La Cour relève ici qu’il y a lieu d’examiner les obligations positives de l’État à la protection de la santé au sens de l’article 8 CEDH. Les États sont ainsi tenus d’adopter une réglementation obligeant les hôpitaux à prendre des mesures pour protéger l’intégrité physique des patients et doivent en outre mettre à disposition des victimes de négligence médicale une procédure leur permettant d’obtenir une indemnisation du dommage corporel. L’existence d’une procédure efficace doit, d’après les juges de la CourEDH, être vérifiée dans les faits. Cela présuppose notamment un traitement de l’affaire sans retard inutile.
La Cour relève ensuite que les voies de droit existantes en Roumanie ont permis à la requérante de soulever devant les autorités internes ses allégations relatives à la faute médicale, nommément au pénal, dans le cadre de l’action en responsabilité civile pendante ainsi qu’en procédure disciplinaire. Les juges relèvent toutefois que l’effectivité de la procédure pénale a été mise à mal, notamment en raison des retards pris dans la soumission du premier rapport d’expertise médicale, remis près de trois ans après le début de la procédure. Il en a découlé la prescription quant à la responsabilité pénale de l’oncologue.
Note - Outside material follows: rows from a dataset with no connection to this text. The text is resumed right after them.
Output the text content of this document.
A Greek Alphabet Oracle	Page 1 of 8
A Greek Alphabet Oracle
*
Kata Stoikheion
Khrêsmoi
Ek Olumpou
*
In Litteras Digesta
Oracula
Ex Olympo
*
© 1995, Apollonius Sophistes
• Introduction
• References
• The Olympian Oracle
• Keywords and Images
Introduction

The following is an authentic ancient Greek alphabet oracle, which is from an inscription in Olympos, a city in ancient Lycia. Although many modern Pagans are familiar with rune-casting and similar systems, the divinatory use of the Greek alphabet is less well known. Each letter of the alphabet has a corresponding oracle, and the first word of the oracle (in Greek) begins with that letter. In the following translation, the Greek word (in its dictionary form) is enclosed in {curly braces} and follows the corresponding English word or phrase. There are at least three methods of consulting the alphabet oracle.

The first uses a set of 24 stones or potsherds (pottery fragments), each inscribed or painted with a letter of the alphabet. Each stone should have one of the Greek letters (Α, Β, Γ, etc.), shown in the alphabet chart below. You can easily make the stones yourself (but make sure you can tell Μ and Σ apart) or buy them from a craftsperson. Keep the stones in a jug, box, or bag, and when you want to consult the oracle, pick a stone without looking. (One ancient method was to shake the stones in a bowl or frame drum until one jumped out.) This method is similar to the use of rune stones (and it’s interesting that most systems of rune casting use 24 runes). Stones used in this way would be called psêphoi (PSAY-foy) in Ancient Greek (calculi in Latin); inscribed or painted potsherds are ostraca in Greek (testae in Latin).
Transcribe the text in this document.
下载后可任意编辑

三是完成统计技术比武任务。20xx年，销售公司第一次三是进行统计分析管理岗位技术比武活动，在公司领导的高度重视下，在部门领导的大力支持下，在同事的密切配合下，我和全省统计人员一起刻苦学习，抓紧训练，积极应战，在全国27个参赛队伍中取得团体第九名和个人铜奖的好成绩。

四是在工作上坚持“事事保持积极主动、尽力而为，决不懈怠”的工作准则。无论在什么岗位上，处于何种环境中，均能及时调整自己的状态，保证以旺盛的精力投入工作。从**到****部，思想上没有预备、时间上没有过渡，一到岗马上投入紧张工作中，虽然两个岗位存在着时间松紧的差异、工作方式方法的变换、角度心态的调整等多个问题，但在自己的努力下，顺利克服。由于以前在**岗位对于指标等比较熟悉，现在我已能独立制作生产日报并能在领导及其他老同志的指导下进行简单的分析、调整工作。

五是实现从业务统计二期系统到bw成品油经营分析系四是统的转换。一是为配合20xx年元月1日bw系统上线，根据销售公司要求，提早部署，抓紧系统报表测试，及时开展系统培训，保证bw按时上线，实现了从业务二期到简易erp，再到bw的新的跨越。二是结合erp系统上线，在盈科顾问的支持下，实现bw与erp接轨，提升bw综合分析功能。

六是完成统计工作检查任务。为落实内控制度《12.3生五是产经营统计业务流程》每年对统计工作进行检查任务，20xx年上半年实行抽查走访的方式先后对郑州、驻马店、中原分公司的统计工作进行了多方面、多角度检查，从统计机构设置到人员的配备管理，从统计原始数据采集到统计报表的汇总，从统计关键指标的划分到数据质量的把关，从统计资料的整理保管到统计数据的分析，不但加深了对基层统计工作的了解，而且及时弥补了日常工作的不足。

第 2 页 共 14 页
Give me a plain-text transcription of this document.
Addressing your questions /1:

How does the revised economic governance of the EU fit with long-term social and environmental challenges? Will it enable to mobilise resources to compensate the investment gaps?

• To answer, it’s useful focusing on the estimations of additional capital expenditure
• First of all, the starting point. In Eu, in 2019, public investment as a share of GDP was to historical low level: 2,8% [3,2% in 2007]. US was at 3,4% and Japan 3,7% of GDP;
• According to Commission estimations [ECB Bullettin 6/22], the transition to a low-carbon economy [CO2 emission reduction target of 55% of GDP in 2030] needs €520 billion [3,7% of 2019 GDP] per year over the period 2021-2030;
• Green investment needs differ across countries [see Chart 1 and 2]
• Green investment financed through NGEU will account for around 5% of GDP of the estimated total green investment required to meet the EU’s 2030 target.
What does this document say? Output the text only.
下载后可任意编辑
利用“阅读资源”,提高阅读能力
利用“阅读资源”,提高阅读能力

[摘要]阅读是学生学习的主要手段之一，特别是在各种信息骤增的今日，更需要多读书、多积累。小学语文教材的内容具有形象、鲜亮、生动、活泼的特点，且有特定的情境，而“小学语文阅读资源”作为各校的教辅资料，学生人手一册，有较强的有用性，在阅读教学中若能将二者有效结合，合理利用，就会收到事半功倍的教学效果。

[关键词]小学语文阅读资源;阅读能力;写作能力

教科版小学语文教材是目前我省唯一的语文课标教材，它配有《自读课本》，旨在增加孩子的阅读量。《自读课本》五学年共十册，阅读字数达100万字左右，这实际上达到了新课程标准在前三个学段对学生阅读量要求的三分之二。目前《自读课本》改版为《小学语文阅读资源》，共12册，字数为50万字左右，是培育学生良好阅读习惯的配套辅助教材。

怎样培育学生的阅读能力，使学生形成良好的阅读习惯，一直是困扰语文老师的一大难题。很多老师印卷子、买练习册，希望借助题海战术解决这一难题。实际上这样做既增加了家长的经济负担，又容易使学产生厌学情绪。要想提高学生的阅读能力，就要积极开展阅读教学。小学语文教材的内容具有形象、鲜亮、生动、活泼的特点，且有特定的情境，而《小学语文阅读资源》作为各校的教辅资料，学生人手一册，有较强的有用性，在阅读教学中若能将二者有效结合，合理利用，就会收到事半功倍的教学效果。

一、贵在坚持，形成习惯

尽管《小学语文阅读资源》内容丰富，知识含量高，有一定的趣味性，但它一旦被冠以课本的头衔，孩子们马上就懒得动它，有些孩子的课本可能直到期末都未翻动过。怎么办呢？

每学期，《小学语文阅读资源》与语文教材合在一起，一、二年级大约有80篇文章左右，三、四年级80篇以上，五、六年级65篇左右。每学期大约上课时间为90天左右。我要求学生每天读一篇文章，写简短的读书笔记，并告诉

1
Les juges critiquent aussi les lourdeurs des procédures en responsabilité médicale et en responsabilité civile en rappelant qu’elles ont donné lieu à deux procédures distinctes concernant les contestations des médecins en cause. Lesdites procédures s’étaient par ailleurs étalées respectivement sur sept ans et plus de neuf ans. Les jugements ont fait état de nombreuses contradictions et n’ont pas permis d’établir ou d’exclure une faute médicale. En sus, la procédure en responsabilité, qui devait répondre au mieux aux besoins de la requérante, est encore pendante.
La CourEDH conclut donc à la violation de l’article 8 CEDH en ce sens que les procédures prévues par le droit roumain n’ont pas fait preuve d’effectivité dans le cas d’espèce.
Arrêt de la CourEDH n° 21854/18 Tusa c. Roumanie du 30 août 2022.